This is part 2 of the interpolation tutorial series. In part 1, linear interpolation was covered between two points and for an array of points. This part covers tweening. Tweening describes how to change a value between two points. In most cases, tweening is used with time as a parameter (like tweening a sprite's alpha from 1 to 0 within a given time).
The basic idea is to have a number of tweening equations. Each equation gets a parameter t between 0 and 1 and produces an output value in the same range. Since all equations work on the same parameter range they can easily be exchanged, which is very helpful in day to day use.
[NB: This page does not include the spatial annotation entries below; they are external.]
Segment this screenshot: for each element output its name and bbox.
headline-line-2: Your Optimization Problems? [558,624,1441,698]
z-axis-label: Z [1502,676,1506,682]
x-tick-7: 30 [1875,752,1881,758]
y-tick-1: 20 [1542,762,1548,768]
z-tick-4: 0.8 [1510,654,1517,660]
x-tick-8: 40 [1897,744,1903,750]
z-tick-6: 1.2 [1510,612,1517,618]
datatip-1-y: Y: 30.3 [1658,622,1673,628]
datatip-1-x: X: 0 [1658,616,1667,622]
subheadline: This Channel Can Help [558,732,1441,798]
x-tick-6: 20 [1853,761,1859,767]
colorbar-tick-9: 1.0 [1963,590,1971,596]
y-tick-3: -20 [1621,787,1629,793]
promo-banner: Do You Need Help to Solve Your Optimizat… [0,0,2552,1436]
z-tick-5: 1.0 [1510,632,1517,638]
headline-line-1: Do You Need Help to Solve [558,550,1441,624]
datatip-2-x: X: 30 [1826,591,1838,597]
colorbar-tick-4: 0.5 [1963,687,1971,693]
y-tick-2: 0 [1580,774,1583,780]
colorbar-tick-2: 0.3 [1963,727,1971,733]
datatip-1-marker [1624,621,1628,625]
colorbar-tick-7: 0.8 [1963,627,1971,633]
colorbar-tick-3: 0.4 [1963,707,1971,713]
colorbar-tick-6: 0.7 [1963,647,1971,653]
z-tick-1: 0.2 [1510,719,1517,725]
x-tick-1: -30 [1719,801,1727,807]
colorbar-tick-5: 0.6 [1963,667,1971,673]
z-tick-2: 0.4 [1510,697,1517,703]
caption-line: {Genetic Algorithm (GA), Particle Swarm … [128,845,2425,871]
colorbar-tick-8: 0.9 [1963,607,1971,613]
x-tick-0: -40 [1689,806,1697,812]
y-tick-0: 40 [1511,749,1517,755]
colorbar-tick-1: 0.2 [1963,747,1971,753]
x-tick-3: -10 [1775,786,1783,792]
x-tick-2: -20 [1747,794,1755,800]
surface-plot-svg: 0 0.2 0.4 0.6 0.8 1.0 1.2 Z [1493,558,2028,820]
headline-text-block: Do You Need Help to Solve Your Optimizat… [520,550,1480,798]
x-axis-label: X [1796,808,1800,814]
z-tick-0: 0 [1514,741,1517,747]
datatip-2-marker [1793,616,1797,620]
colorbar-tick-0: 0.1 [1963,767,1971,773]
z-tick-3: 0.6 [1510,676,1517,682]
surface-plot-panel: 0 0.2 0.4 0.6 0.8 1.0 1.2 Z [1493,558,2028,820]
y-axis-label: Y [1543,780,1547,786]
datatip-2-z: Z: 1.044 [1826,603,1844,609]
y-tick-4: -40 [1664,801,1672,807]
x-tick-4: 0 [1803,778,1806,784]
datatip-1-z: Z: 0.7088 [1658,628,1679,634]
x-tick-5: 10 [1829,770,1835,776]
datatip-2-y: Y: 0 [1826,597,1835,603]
If you want the function to tween not in the range between 0 and 1 but between two arbitrary values A and B, you can do this by the following transformation. f(x) is the tweening function between 0 and 1, g(x) the function between A and B.
g(x) = A + (f(x) /(B-A))
Let's dive into the tweening functions! The easiest thing to do is a linear function. But since this is no improvement to the first tutorial part, we will skip that. It is also possible to use functions in the form of f(x) = x^p with p being a positive number. This leads to curves as shown in the picture.
Thos functions are called power of x functions (as they contain only x to the power of p). Linear interpolation is the most simple case with p = 1. For some p there are special numbers, like p = 2 is "square", p = 3 is "cube" and p = 4 is "quad".
There are many more functions you can use. Instead of the powers of x as described above, you can use trigonometric functions (sin, cos), some exponential functions or some dampened wave equations. This site is a very good overview over all common tweening functions.
Another nice thing about all tweening equations is that they are cut in half and that you can modify the first and the second part independently. The different types of tweening functions on the website are named with an In/Out/InOut suffifx. This suffix describes whether the tweening starts, ends or starts and ends with the respective equation.
As there are many tweening libraries/code files available, I recommend you try the one fitting to your language. A collection of the equations described above for about 15 different languages is available on Robert Penner's Website.
That's it for the second part of the interpolation tutorial. The third (and last) part will cover spline interpolation.